The students were disappointed – not because they were anti-family, but because, well, they liked Ardern. Three of the friends, all women, had attended a ‘Locally Left’ discussion at a local Returned Services Club, to see her speak. They were the youngest in the modest crowd by a solid three decades. After the event, they had a drink with Ardern and complained that their flatmates were apathetic about the upcoming election and didn’t intend to vote. Without hesitation, Ardern offered to come round to their flat to see if she could stir up some interest in democracy. Two weeks later their dining room furniture was pushed to the side (they didn’t have a lounge: the Auckland rental market had forced them to convert it into an extra bedroom) and a dozen of their friends were listening to Ardern in the kitchen.
She spoke about policy and Labour’s plans for a new government, but even the most politically apathetic among the students knew Labour were doing terribly. So they asked her: do you want to be prime minister? And she said no.
It was disappointing to the students because although Labour had churned through several leaders in the last few years, it was Ardern a few rows back who appeared the most competent to them. And she was different. Well, at least somewhat: she wasn’t a middle-aged white man.
When Helen Clark retired after the 2008 election, the party leadership reverted to type: a middle-aged man, in the shape of Phil Goff, with Annette King, a three-decade veteran Labour MP, as deputy. King was only the second woman to be deputy leader, but Goff and King were hardly representative of a new generation within Labour, and in 2011 they suffered a convincing election loss. Goff stepped down and was replaced by David Shearer. At this point, Ardern leapfrogged from a ranking of nineteen to become the highest-ranked woman in the party – at number four – and one of only two women on Labour’s front bench. It was a big jump for Ardern, but not surprising given Labour’s distinct lack of female representation high on the list. There were still more men named David on the front bench than there were women – a grim statistic critics liked to cite.
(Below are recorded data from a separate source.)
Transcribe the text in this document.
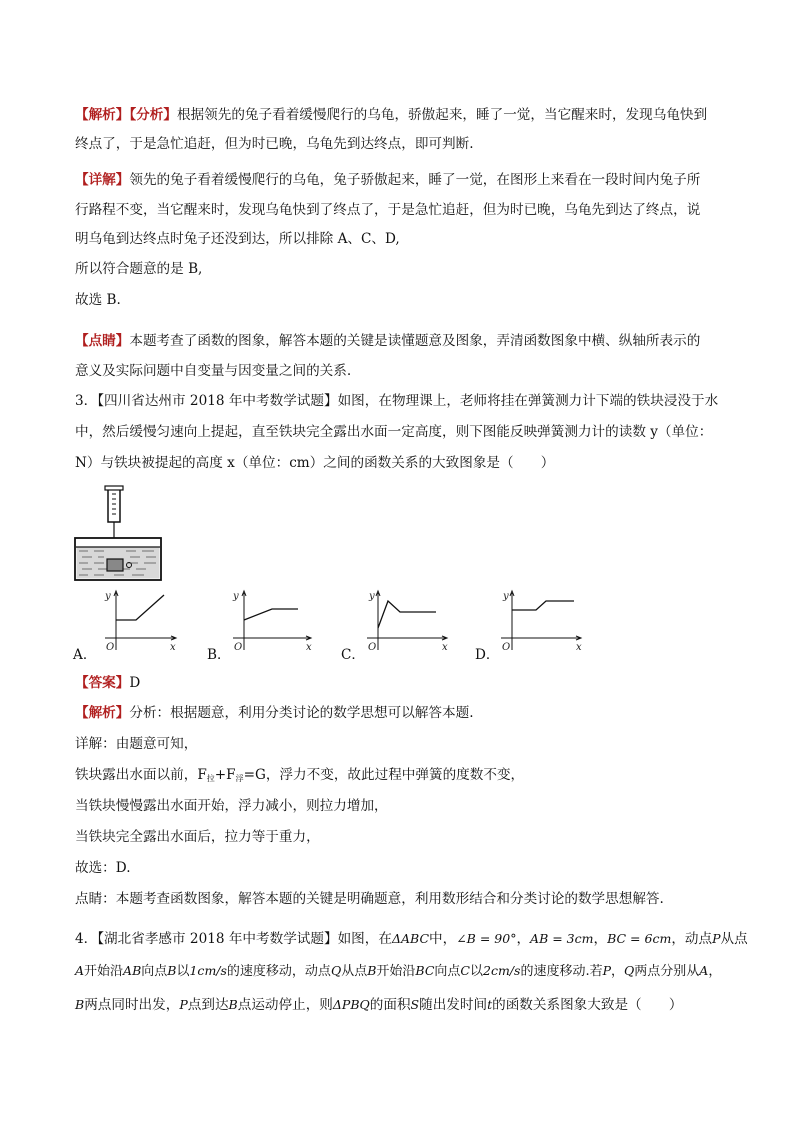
【解析】【分析】根据领先的兔子看着缓慢爬行的乌龟，骄傲起来，睡了一觉，当它醒来时，发现乌龟快到
终点了，于是急忙追赶，但为时已晚，乌龟先到达终点，即可判断.
【详解】领先的兔子看着缓慢爬行的乌龟，兔子骄傲起来，睡了一觉，在图形上来看在一段时间内兔子所
行路程不变，当它醒来时，发现乌龟快到了终点了，于是急忙追赶，但为时已晚，乌龟先到达了终点，说
明乌龟到达终点时兔子还没到达，所以排除 A、C、D,
所以符合题意的是 B,
故选 B.
【点睛】本题考查了函数的图象，解答本题的关键是读懂题意及图象，弄清函数图象中横、纵轴所表示的
意义及实际问题中自变量与因变量之间的关系.
3．【四川省达州市 2018 年中考数学试题】如图，在物理课上，老师将挂在弹簧测力计下端的铁块浸没于水
中，然后缓慢匀速向上提起，直至铁块完全露出水面一定高度，则下图能反映弹簧测力计的读数 y（单位：
N）与铁块被提起的高度 x（单位：cm）之间的函数关系的大致图象是（　　）
A．
y
x
O	B．
y
x
O	C．
y
x
O	D．
y
x
O
【答案】D
【解析】分析：根据题意，利用分类讨论的数学思想可以解答本题.
详解：由题意可知，
铁块露出水面以前，$F_拉+F_浮=G$，浮力不变，故此过程中弹簧的度数不变，
当铁块慢慢露出水面开始，浮力减小，则拉力增加，
当铁块完全露出水面后，拉力等于重力，
故选：D.
点睛：本题考查函数图象，解答本题的关键是明确题意，利用数形结合和分类讨论的数学思想解答.
4．【湖北省孝感市 2018 年中考数学试题】如图，在ΔABC中，∠B = 90°，AB = 3cm，BC = 6cm，动点P从点
A开始沿AB向点B以1cm/s的速度移动，动点Q从点B开始沿BC向点C以2cm/s的速度移动.若P，Q两点分别从A，
B两点同时出发，P点到达B点运动停止，则ΔPBQ的面积S随出发时间t的函数关系图象大致是（　　）
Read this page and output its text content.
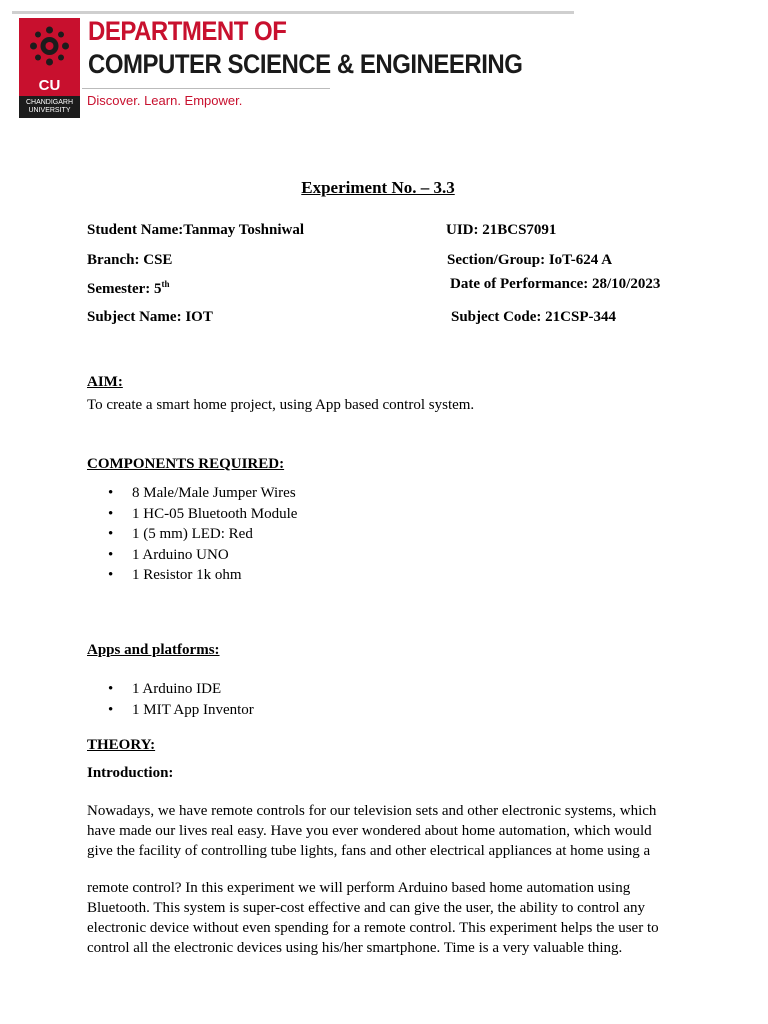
CU
CHANDIGARH UNIVERSITY
DEPARTMENT OF
COMPUTER SCIENCE & ENGINEERING
Discover. Learn. Empower.
Experiment No. – 3.3
Student Name:Tanmay Toshniwal	UID: 21BCS7091
Branch: CSE	Section/Group: IoT-624 A
Semester: 5th	Date of Performance: 28/10/2023
Subject Name: IOT	Subject Code: 21CSP-344
AIM:
To create a smart home project, using App based control system.
COMPONENTS REQUIRED:
• 8 Male/Male Jumper Wires
• 1 HC-05 Bluetooth Module
• 1 (5 mm) LED: Red
• 1 Arduino UNO
• 1 Resistor 1k ohm
Apps and platforms:
• 1 Arduino IDE
• 1 MIT App Inventor
THEORY:
Introduction:
Nowadays, we have remote controls for our television sets and other electronic systems, which
have made our lives real easy. Have you ever wondered about home automation, which would
give the facility of controlling tube lights, fans and other electrical appliances at home using a
remote control? In this experiment we will perform Arduino based home automation using
Bluetooth. This system is super-cost effective and can give the user, the ability to control any
electronic device without even spending for a remote control. This experiment helps the user to
control all the electronic devices using his/her smartphone. Time is a very valuable thing.
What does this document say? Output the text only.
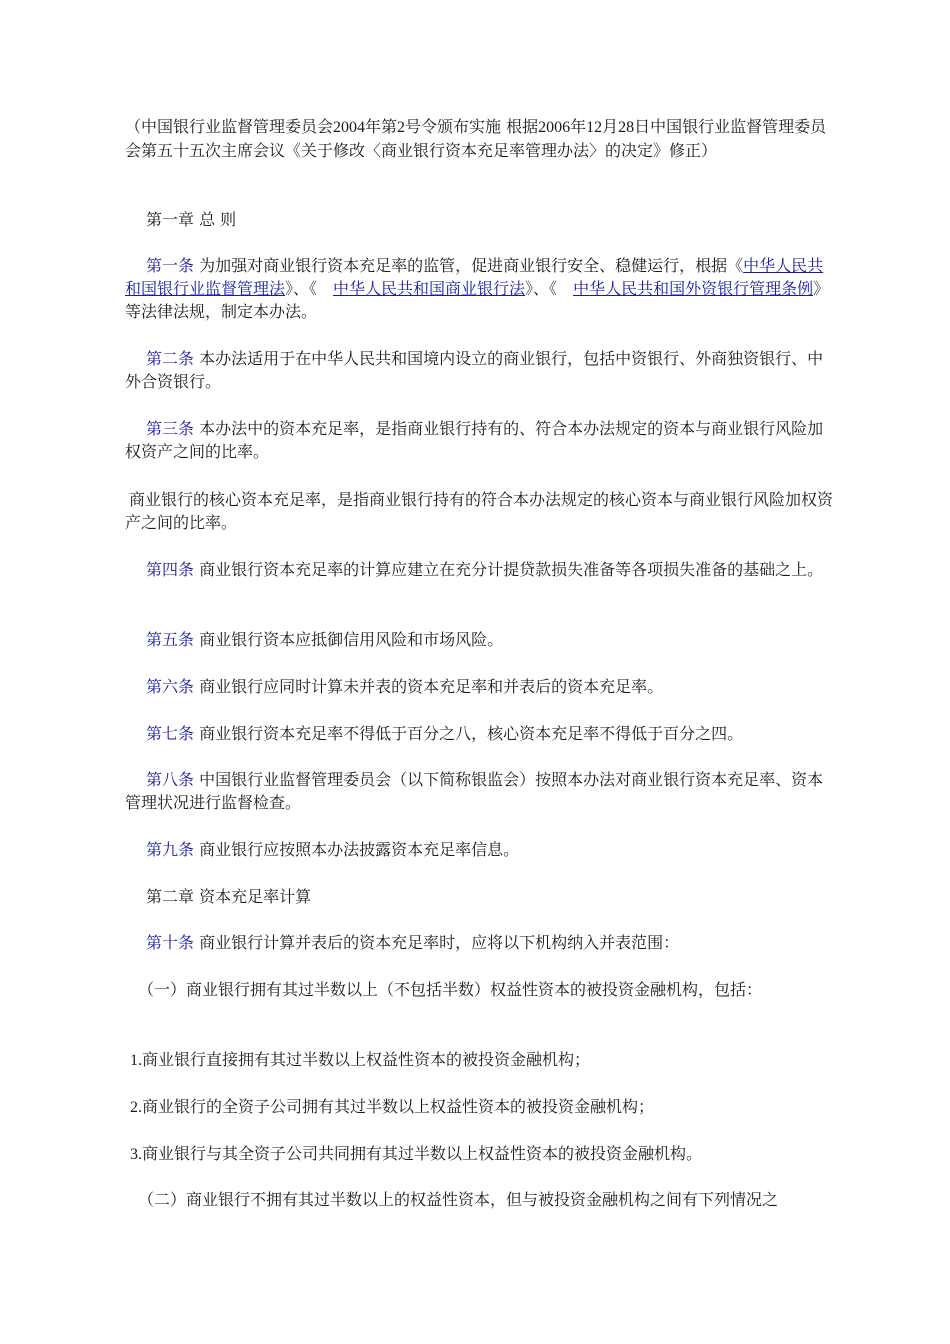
（中国银行业监督管理委员会2004年第2号令颁布实施 根据2006年12月28日中国银行业监督管理委员会第五十五次主席会议《关于修改〈商业银行资本充足率管理办法〉的决定》修正）

第一章 总 则

第一条 为加强对商业银行资本充足率的监管，促进商业银行安全、稳健运行，根据《中华人民共和国银行业监督管理法》、《　中华人民共和国商业银行法》、《　中华人民共和国外资银行管理条例》等法律法规，制定本办法。

第二条 本办法适用于在中华人民共和国境内设立的商业银行，包括中资银行、外商独资银行、中外合资银行。

第三条 本办法中的资本充足率，是指商业银行持有的、符合本办法规定的资本与商业银行风险加权资产之间的比率。

商业银行的核心资本充足率，是指商业银行持有的符合本办法规定的核心资本与商业银行风险加权资产之间的比率。

第四条 商业银行资本充足率的计算应建立在充分计提贷款损失准备等各项损失准备的基础之上。

第五条 商业银行资本应抵御信用风险和市场风险。

第六条 商业银行应同时计算未并表的资本充足率和并表后的资本充足率。

第七条 商业银行资本充足率不得低于百分之八，核心资本充足率不得低于百分之四。

第八条 中国银行业监督管理委员会（以下简称银监会）按照本办法对商业银行资本充足率、资本管理状况进行监督检查。

第九条 商业银行应按照本办法披露资本充足率信息。

第二章 资本充足率计算

第十条 商业银行计算并表后的资本充足率时，应将以下机构纳入并表范围：

（一）商业银行拥有其过半数以上（不包括半数）权益性资本的被投资金融机构，包括：

1.商业银行直接拥有其过半数以上权益性资本的被投资金融机构；

2.商业银行的全资子公司拥有其过半数以上权益性资本的被投资金融机构；

3.商业银行与其全资子公司共同拥有其过半数以上权益性资本的被投资金融机构。

（二）商业银行不拥有其过半数以上的权益性资本，但与被投资金融机构之间有下列情况之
Under Clark, Labour had worked towards gender balance, but although the number of women MPs had increased, few of them rose to the higher echelons of the party.
In 2012, now on the front bench and therefore the frontline, Ardern’s public profile lifted dramatically. Articles were written framing her as the next star of the Labour Party, but in interviews for these profiles Ardern emphasised her lack of ambition, at least as far as leadership went. ‘There’s something about politics where people always assume people’s motivations are very particular,’ she told one reporter. ‘We all obsess about leadership far less than everyone else assumes we do.’ Ardern must have only been speaking for herself, because the Labour Party was about to go through the worst period of leadership upheavals in its history, demonstrating just how much everyone in the Labour Party was obsessing about how they wanted to be leader.